Part 1 - Edit and Test a Query:

• Client-side developers begin by developing a GraphQL query tailored to the specific data needs of their feature or application.
• They then test this query against backend services to ensure it fetches the correct data and performs efficiently.

Part 2 - Register a Query:

• Once satisfied, the client-side developer commits the query.
• This query is then published to a central query registry. This registry acts as a catalog of approved and versioned queries.

Part 3 - Use in Production:

• The registered query is released along with the client-side application code that will use it.
• Crucially, routing metadata is included with each registered query.
• This metadata is utilized by LinkedIn's traffic routing tier to direct incoming requests to the appropriate backend service cluster responsible for resolving that particular part of the GraphQL schema.
• To optimize performance, these registered queries are cached at the service runtime.
• An example of how a query might flow: a request could first hit an identity service to retrieve member information and then proceed to an organization service to fetch company details, all orchestrated via the GraphQL layer.

Architectural Choice: No Central GraphQL Gateway

Interestingly, LinkedIn made a deliberate decision not to deploy a single, monolithic GraphQL gateway that would sit in front of all their services. They cited two main reasons for this choice:

1. Preventing an additional network hop: A central gateway would introduce another layer that every GraphQL request would have to pass through, potentially adding latency.
2. Avoiding a single point of failure: A centralized gateway could become a critical failure point for their entire API infrastructure.

Instead, their federated approach, where queries are routed to appropriate service clusters, aligns with a more distributed and resilient architecture.

Beyond GraphQL: LinkedIn's Open Source Impact

LinkedIn's engineering prowess isn't just limited to its internal architecture. The company has also made significant contributions to the open-source world, developing and sharing technologies that are now industry standards. Some notable examples include:

• Apache Kafka: A distributed event streaming platform that is fundamental to many real-time data pipelines worldwide.
• Apache Samza: A distributed stream processing framework.
• Apache Pinot: A real-time distributed OLAP datastore, designed to deliver ultra-low latency analytics, even at massive scale.

These contributions highlight a culture of tackling hard engineering problems and sharing the solutions with the broader community.
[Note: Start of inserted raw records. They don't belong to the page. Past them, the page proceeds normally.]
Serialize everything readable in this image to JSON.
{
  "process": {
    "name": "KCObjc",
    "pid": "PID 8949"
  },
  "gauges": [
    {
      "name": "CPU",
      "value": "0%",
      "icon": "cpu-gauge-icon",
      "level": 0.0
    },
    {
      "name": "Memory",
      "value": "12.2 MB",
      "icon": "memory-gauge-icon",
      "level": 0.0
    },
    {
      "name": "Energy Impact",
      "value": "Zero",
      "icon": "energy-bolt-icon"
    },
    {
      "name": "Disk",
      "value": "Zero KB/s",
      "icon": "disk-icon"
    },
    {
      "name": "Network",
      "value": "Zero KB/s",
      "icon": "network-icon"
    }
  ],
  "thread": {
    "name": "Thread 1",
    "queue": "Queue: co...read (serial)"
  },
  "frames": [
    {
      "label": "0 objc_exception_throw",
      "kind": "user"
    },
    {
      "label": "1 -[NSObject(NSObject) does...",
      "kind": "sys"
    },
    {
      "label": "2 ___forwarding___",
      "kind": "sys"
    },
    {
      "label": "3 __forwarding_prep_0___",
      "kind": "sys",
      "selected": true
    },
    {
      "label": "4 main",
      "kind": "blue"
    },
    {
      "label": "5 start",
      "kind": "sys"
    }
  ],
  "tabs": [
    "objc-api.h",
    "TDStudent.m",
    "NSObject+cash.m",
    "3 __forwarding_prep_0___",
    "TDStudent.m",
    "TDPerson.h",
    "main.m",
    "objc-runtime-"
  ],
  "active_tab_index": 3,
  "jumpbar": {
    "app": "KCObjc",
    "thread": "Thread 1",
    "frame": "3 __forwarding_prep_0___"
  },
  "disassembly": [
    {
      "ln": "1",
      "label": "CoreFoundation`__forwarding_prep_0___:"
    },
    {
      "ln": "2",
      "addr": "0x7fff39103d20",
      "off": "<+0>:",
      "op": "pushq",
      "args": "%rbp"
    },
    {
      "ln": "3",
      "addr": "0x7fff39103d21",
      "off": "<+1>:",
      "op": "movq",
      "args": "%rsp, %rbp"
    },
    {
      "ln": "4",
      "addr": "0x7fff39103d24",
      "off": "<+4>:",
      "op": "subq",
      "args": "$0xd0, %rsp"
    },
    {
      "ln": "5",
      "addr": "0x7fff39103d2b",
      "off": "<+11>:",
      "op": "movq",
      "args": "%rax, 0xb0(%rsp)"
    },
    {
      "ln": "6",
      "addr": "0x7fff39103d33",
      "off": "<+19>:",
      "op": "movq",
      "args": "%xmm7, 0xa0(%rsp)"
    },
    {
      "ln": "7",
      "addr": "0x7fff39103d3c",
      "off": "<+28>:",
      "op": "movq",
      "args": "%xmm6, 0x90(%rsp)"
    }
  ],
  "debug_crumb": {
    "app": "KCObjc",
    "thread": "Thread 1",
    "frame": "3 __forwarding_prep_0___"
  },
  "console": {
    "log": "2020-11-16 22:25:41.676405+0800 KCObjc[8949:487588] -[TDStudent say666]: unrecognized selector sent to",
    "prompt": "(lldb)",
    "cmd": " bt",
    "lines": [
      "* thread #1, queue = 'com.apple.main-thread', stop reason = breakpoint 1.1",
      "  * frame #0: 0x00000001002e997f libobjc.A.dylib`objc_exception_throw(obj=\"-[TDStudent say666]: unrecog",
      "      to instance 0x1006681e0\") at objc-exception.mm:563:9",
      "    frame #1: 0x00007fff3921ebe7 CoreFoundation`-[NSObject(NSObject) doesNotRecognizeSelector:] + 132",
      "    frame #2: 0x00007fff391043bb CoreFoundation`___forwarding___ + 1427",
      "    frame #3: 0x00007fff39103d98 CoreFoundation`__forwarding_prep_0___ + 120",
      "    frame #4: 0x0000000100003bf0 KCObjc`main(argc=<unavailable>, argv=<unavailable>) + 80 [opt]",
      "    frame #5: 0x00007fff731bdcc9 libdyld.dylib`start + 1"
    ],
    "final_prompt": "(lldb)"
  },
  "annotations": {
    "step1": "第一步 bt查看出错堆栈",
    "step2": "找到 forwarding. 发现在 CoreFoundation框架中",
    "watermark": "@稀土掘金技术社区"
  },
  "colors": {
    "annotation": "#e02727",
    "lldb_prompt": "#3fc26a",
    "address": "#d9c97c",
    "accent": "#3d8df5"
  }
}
Why This Matters: Lessons from LinkedIn's Approach

LinkedIn's adoption of GraphQL and their overall engineering philosophy offer valuable lessons:

• Addressing API Complexity: For applications with rich, interconnected data models and diverse client needs, GraphQL can provide a more efficient data fetching mechanism than traditional REST APIs.
• Iterative Adoption and Workflow Evolution: Introducing a new technology like GraphQL often requires changes to developer workflows, including how queries are created, tested, and managed.
• Strategic Architectural Decisions: The choice to avoid a central GraphQL gateway in favor of a more distributed routing mechanism reflects a careful consideration of performance and resilience trade-offs.
• Focus on Developer Experience: A query registry and tools for testing help streamline the development process for thousands of engineers.

Key Takeaways

• LinkedIn uses GraphQL to manage the complex data requirements of its professional networking platform, enabling efficient data fetching for various client applications.
• Their GraphQL workflow involves query development, registration in a central registry, and intelligent routing to backend service clusters.
• LinkedIn opted against a single GraphQL gateway to avoid additional latency and a single point of failure.
• The company is also a major contributor to open-source projects, including Kafka, Samza, and Pinot.

LinkedIn's engineering blog is a fantastic resource for anyone interested in learning more about how they tackle challenges at scale.